Well, actually, you kind of do, because those other things make it so you can write at all. The parts of your life that aren’t writing give you something to write about. They entertain and relax you so that you can focus on the words. They make your life comfortable so you can focus on other areas (like your writing), and they distract your fore-brain so your back-brain can ruminate on your latest work. We need relationships too, people to share our successes with … because otherwise our stories become secrets told into a vacuum, and then what’s the point? Writing is so hard and so lonely that we need someone to love us who understands.
Those jobs, friends, and lovers provide us with that safety net for the days writing makes us feel like we’re falling from a great height. But if we linger too long with our distractions, we don’t get any writing done at all. Then we’re miserable and unfulfilled. The light of all that is good in our lives starts to fade. We can’t see what’s beautiful outside of us when we hate what’s inside of us, and it’s easy to hate yourself when you’re failing to produce the one thing you think you’re mean to create. So what do you do? Do you quit writing, and regret that the rest of your life? Do you quit your job?

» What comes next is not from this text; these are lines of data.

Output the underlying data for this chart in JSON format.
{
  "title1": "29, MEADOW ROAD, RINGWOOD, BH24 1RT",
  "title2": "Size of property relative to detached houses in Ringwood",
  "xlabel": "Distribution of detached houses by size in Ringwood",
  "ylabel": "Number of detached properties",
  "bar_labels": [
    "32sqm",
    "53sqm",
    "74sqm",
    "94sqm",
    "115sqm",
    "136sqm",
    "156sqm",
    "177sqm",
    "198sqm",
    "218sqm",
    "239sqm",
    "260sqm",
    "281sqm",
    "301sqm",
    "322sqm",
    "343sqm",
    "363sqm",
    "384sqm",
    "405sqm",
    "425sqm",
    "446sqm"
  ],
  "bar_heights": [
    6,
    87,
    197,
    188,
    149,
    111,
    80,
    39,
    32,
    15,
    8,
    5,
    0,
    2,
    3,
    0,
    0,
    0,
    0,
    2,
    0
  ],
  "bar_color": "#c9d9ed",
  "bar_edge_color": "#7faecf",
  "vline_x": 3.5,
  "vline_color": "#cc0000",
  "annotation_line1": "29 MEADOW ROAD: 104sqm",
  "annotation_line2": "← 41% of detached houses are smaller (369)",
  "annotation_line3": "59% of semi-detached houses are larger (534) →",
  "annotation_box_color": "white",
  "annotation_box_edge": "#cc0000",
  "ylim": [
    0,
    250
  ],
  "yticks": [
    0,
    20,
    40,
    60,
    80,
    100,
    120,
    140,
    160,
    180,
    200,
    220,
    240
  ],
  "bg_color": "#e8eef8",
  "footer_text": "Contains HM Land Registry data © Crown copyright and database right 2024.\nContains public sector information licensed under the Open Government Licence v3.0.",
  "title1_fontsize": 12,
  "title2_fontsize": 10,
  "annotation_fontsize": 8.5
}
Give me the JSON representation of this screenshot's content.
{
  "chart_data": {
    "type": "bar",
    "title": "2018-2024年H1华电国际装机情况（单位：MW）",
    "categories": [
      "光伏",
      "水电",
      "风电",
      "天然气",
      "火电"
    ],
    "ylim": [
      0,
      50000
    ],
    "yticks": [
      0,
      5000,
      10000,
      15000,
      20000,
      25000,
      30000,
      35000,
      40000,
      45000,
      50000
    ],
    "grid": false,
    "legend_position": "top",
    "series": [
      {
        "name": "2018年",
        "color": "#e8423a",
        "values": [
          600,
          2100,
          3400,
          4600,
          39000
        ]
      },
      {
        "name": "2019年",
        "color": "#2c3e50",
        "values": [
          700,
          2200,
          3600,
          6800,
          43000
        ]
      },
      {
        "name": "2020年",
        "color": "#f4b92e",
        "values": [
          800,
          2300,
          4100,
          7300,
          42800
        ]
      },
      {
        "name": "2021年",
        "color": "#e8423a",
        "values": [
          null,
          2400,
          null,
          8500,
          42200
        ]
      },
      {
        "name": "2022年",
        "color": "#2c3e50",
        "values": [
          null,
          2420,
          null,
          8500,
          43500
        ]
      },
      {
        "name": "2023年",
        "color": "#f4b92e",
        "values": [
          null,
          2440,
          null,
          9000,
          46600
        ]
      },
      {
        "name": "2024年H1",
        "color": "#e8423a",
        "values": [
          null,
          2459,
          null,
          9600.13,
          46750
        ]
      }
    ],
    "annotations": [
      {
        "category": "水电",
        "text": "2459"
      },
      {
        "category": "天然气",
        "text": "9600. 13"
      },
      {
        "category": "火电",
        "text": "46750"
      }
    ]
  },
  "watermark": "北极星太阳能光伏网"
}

Most people can’t afford that. What about letting go of your relationships to focus on words instead? You’ll have more time, but you won’t have recognition of your work by someone who saw what you put into it.
The only way to have a life you can look back on without regret is to find a way to balance it all. You have to sit down and think about what you need, and what makes you happy (I promise that you will need happiness, too). It helps to take a look at how much time you spend on those things now. Some of that isn’t going to be negotiable – your job probably has set hours, or your child is only in school during a certain part of the day. That’s the frame that you have to build your writing schedule around.

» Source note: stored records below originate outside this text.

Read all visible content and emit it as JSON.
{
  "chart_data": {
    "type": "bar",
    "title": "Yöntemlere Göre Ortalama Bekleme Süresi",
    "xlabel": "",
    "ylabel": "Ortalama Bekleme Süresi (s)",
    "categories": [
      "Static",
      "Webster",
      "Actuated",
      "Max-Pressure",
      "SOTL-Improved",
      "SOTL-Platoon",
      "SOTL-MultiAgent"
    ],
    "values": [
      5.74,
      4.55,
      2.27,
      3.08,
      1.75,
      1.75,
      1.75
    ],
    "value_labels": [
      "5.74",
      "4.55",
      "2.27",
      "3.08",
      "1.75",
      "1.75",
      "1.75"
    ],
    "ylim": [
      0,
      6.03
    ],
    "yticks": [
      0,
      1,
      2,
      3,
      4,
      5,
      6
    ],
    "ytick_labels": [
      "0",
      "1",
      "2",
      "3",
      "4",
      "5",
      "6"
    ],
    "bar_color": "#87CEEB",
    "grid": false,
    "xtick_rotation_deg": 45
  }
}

Next is the part where you have to make decisions about how little time you can spend on things that aren’t writing. Maybe you can cut down on your television watching time. A movie a week plus your two favorite shows will total about four hours of time, that, spread out over three days isn’t too much time to spend unwinding, especially if your day job is stressful. Talk to the people in your life about supporting you by letting you spend less (but not none!) time with them each week. Ask your boyfriend nicely and he might agree to one weekly dinner and one weekend night together for a few months, instead of every night. Instead of going out with friends every Friday, alternate a fun night out with a night alone with your notes.

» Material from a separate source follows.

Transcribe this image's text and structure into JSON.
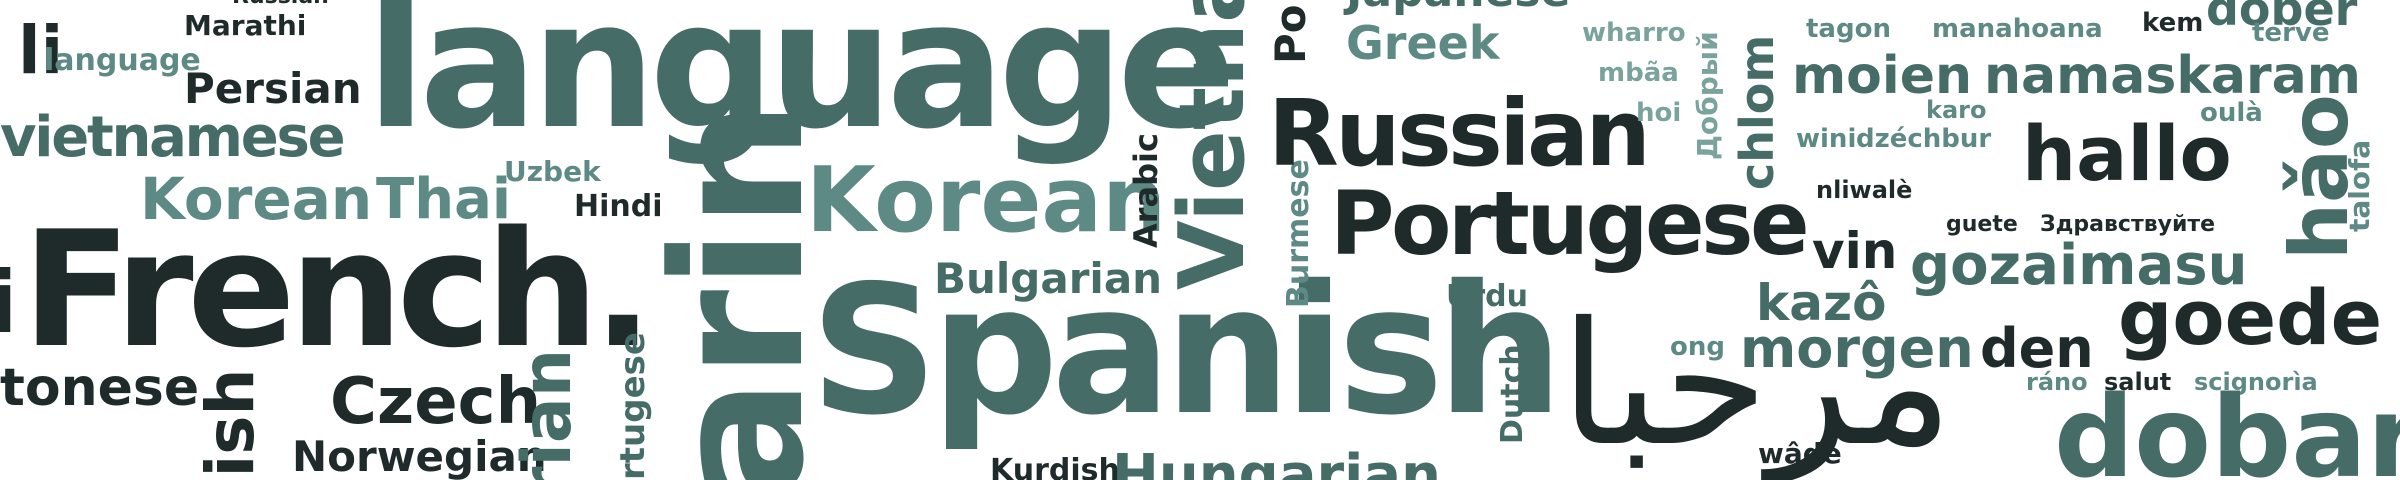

There is another way to save time: multitasking. Schedule blocks of time where you can easily get two things done at once, and that frees up time to write. You can take the bus to work instead of driving, and use that time to read instead. You can cook dinner and pack the next day’s lunch at the same time. Listen to a writing-related podcast during your morning run instead of your usual mix. Eat lunch at your desk so that your lunch break can be spent scribbling down ideas. Date a fellow writer, so that your time together can be spent snuggled up, writing – or reading – together.
The last way to free up time to write is to let the other people in your life help you. Ask your girlfriend do the laundry or go grocery shopping so you have another hour to write. Let your dad take your daughter to her after school activity once a week. Asking for assistance doesn’t mean you can’t do it by yourself, it means you’re smart enough to know you don’t have to.
It isn’t easy. It takes time to find a schedule that works for you. You’ll push too hard in one direction or the other, going back and forth, before you find your center. You’ll have times where you don’t write at all because the rest of your life seems overwhelming, and other times where you’ll push out the world to get some peace and time to write, which ends up with you doing all the work of keeping your life going alone. Neither of those things is the right answer in the long run, but as long as you keep trying to find your balance, keep getting back up on that high wire, you’ll make it across into a life you’re proud to be living.